Ve bu yüzden o yola Gözyaşı Yolu adını verdiler. Çeroki ağladığı için değil…
Yola, Gözyaşı Yolu adını verdiler çünkü bu ad romantik geliyor ve yoldan geçenlerin hüznünü anlatıyordu. Bir ölüm yürüyüşü romantik değildir oysa…’’
Bunların yetmediği gibi -maalesef- devletin daha iyi bir eğitim vereceğini, büyükbaba ve büyükannenin verdiği eğitimin yeterli olmadığını söyleyerek ailesinden aldıkları Küçük Ağaç, götürüldüğü yetimhanede hem fiziksel hem psikolojik şiddete maruz kalıyor. Bu mu yani çok güzel eğitim sistemi? Büyükbabası ona ne güzel öğretiyordu. Onlardan bazıları:
‘’Yalnızca gereksinim duyduklarını al. Geyik alıyorsan, en iyisini alma. En küçük ve en yavaş olanını seç, o zaman geyik daha güçlü olur ve her zaman sana et verir. Pa-koh, panter bunu bilir. Sen de bilmelisin. Yalnızca ti-bi, yani arı, kullanabileceğinden fazlasını depolar. Bu yüzden ayı tarafından soyulur. Rakun ve Çerokiler tarafından da… Paylarından fazlasını depolayan ve kendilerini besleyen insanlar için de bu böyledir. Ellerindekini kaptırırlar. Bu konuda savaşlar olur. (…) ama Gidişat’ın kurallarını değiştiremezler.’’
‘’İyi bir şeyle karşılaştığın zaman, yapman gereken ilk şey bulabildiğin insanla onu paylaşmaktır; bu şekilde iyilik öyle bir yayılır ki nereye gittiğini bilemezsin.’’
‘’Bir adama kendi başına yapmasını öğretirsen, o zaman adam iyi olur. Oysa yalnızca bir şey verip hiçbir şey öğretmezsen, o zaman adama geri kalan yaşamı boyunca, sürekli veriyor olursun. O adama yanlış yapmış olursun, çünkü sana bağımlı olursa, o zaman onun kişiliğini alır ve çalarsın.’’
Daha yazabileceğim o kadar öğütü var ki büyükbabanın. Ama bu son yazdığım tam anlamıyla beyaz adamın Kızılderililere yapmak istediğini anlatıyor. Eğitim fakültelerinde bize ‘’yaparak yaşayarak öğrenme" ilkesiyle çocuklara bilgileri hayatı boyunca onlara yarar sağlayacak, unutmayacakları şekilde onlara işleyerek öğretmemiz gerektiğini anlatıyorlar.
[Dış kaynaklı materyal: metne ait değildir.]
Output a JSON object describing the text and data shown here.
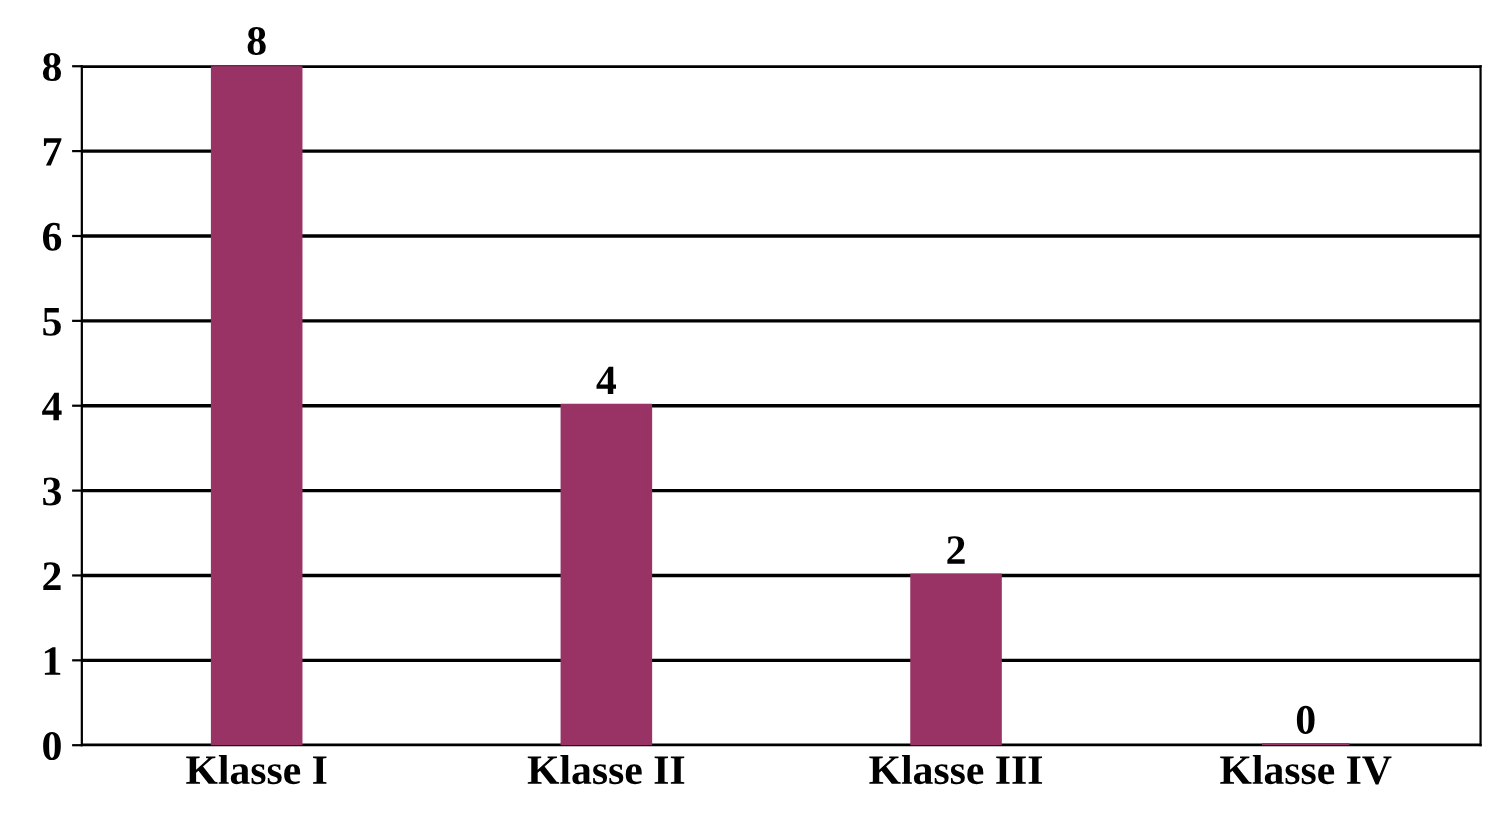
{
  "chart_data": {
    "type": "bar",
    "categories": [
      "Klasse I",
      "Klasse II",
      "Klasse III",
      "Klasse IV"
    ],
    "values": [
      8,
      4,
      2,
      0
    ],
    "color": "#993366",
    "ylim": [
      0,
      8
    ],
    "yticks": [
      0,
      1,
      2,
      3,
      4,
      5,
      6,
      7,
      8
    ],
    "grid": "y",
    "data_labels": true
  }
}
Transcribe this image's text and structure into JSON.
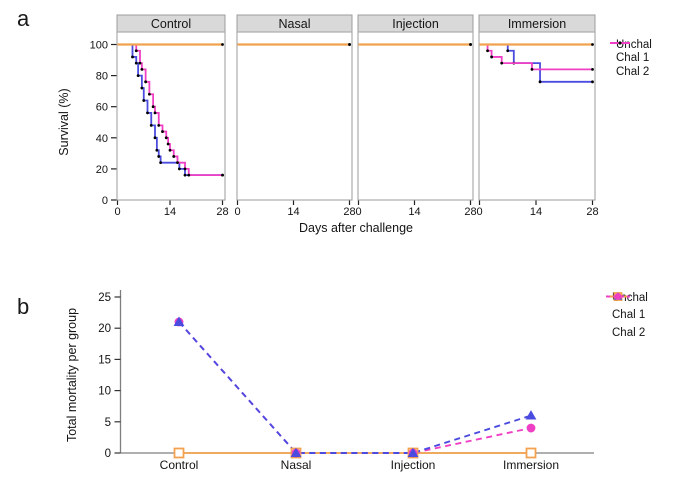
{
  "figure": {
    "panel_a_letter": "a",
    "panel_b_letter": "b"
  },
  "chart_data": [
    {
      "id": "panel_a",
      "type": "line",
      "subtype": "kaplan-meier-step-faceted",
      "facets": [
        "Control",
        "Nasal",
        "Injection",
        "Immersion"
      ],
      "xlabel": "Days after challenge",
      "ylabel": "Survival (%)",
      "xlim": [
        0,
        28
      ],
      "xticks": [
        0,
        14,
        28
      ],
      "ylim": [
        0,
        100
      ],
      "yticks": [
        100,
        80,
        60,
        40,
        20,
        0
      ],
      "grid": false,
      "legend_position": "right",
      "point_marker_color": "#000000",
      "series": [
        {
          "name": "Unchal",
          "color": "#F2A24E",
          "linetype": "solid",
          "facet_points": {
            "Control": [
              [
                0,
                100
              ],
              [
                28,
                100
              ]
            ],
            "Nasal": [
              [
                0,
                100
              ],
              [
                28,
                100
              ]
            ],
            "Injection": [
              [
                0,
                100
              ],
              [
                28,
                100
              ]
            ],
            "Immersion": [
              [
                0,
                100
              ],
              [
                28,
                100
              ]
            ]
          }
        },
        {
          "name": "Chal 1",
          "color": "#4B4BE0",
          "linetype": "solid",
          "facet_points": {
            "Control": [
              [
                0,
                100
              ],
              [
                4,
                92
              ],
              [
                5,
                88
              ],
              [
                5.5,
                80
              ],
              [
                6.5,
                72
              ],
              [
                7,
                64
              ],
              [
                8,
                56
              ],
              [
                9,
                48
              ],
              [
                10,
                40
              ],
              [
                10.5,
                32
              ],
              [
                11,
                28
              ],
              [
                11.5,
                24
              ],
              [
                16.5,
                20
              ],
              [
                18,
                16
              ],
              [
                28,
                16
              ]
            ],
            "Nasal": [
              [
                0,
                100
              ],
              [
                28,
                100
              ]
            ],
            "Injection": [
              [
                0,
                100
              ],
              [
                28,
                100
              ]
            ],
            "Immersion": [
              [
                0,
                100
              ],
              [
                7,
                96
              ],
              [
                8.5,
                88
              ],
              [
                15,
                76
              ],
              [
                28,
                76
              ]
            ]
          }
        },
        {
          "name": "Chal 2",
          "color": "#EF40C5",
          "linetype": "solid",
          "facet_points": {
            "Control": [
              [
                0,
                100
              ],
              [
                5,
                96
              ],
              [
                6,
                88
              ],
              [
                6.5,
                84
              ],
              [
                7.5,
                76
              ],
              [
                8.5,
                68
              ],
              [
                9.5,
                60
              ],
              [
                10,
                56
              ],
              [
                11,
                48
              ],
              [
                12,
                44
              ],
              [
                13,
                40
              ],
              [
                13.5,
                36
              ],
              [
                14,
                32
              ],
              [
                15,
                28
              ],
              [
                16,
                24
              ],
              [
                18,
                20
              ],
              [
                19,
                16
              ],
              [
                28,
                16
              ]
            ],
            "Nasal": [
              [
                0,
                100
              ],
              [
                28,
                100
              ]
            ],
            "Injection": [
              [
                0,
                100
              ],
              [
                28,
                100
              ]
            ],
            "Immersion": [
              [
                0,
                100
              ],
              [
                2,
                96
              ],
              [
                3,
                92
              ],
              [
                5.5,
                88
              ],
              [
                13,
                84
              ],
              [
                28,
                84
              ]
            ]
          }
        }
      ]
    },
    {
      "id": "panel_b",
      "type": "line",
      "categories": [
        "Control",
        "Nasal",
        "Injection",
        "Immersion"
      ],
      "xlabel": "",
      "ylabel": "Total mortality per group",
      "ylim": [
        0,
        25
      ],
      "yticks": [
        25,
        20,
        15,
        10,
        5,
        0
      ],
      "grid": false,
      "legend_position": "right",
      "axis_color": "#7f7f7f",
      "series": [
        {
          "name": "Unchal",
          "color": "#F2A24E",
          "marker": "square-open",
          "dash": false,
          "values": [
            0,
            0,
            0,
            0
          ]
        },
        {
          "name": "Chal 1",
          "color": "#4B4BE0",
          "marker": "triangle",
          "dash": true,
          "values": [
            21,
            0,
            0,
            6
          ]
        },
        {
          "name": "Chal 2",
          "color": "#EF40C5",
          "marker": "circle",
          "dash": true,
          "values": [
            21,
            0,
            0,
            4
          ]
        }
      ]
    }
  ]
}
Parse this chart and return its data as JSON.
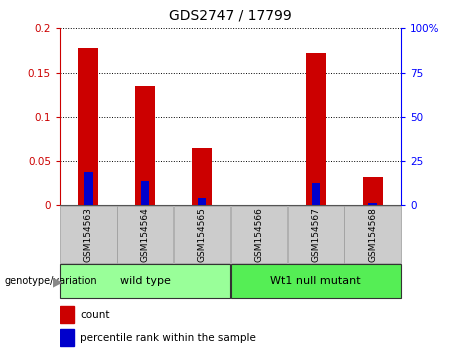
{
  "title": "GDS2747 / 17799",
  "categories": [
    "GSM154563",
    "GSM154564",
    "GSM154565",
    "GSM154566",
    "GSM154567",
    "GSM154568"
  ],
  "red_values": [
    0.178,
    0.135,
    0.065,
    0.0,
    0.172,
    0.032
  ],
  "blue_values": [
    0.038,
    0.027,
    0.008,
    0.0,
    0.025,
    0.003
  ],
  "ylim_left": [
    0,
    0.2
  ],
  "ylim_right": [
    0,
    100
  ],
  "yticks_left": [
    0,
    0.05,
    0.1,
    0.15,
    0.2
  ],
  "yticks_right": [
    0,
    25,
    50,
    75,
    100
  ],
  "ytick_labels_left": [
    "0",
    "0.05",
    "0.1",
    "0.15",
    "0.2"
  ],
  "ytick_labels_right": [
    "0",
    "25",
    "50",
    "75",
    "100%"
  ],
  "red_color": "#cc0000",
  "blue_color": "#0000cc",
  "red_bar_width": 0.35,
  "blue_bar_width": 0.15,
  "groups": [
    {
      "label": "wild type",
      "color": "#99ff99"
    },
    {
      "label": "Wt1 null mutant",
      "color": "#55ee55"
    }
  ],
  "group_label": "genotype/variation",
  "legend_count": "count",
  "legend_percentile": "percentile rank within the sample",
  "xticklabel_bg": "#cccccc",
  "xticklabel_border": "#aaaaaa"
}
Büyükbaba ve büyükanne Küçük Ağaç’ın yanında oldukları sürece onu bu ilkeyle yetiştirmişler. Devlet ise ‘’Bana bağımlı olsun, bensiz hiçbir şey yapamasın.’’ mantığıyla o çocukları köreltmek istemiş, nesillerini unutturmaya çalışmış.
Şu sözlerle de bitiriyorum, çok uzattım:
‘’Korkuyorlar/ Dünyadan korkuyorlar/ Yok ediyorlar korktuklarını/ Kendilerinden korkuyorlar/ Keşfedeceklerinden korkuyorlar/ İnsan haklarından korkuyorlar/ Öldürüyorlar ne ise korktukları.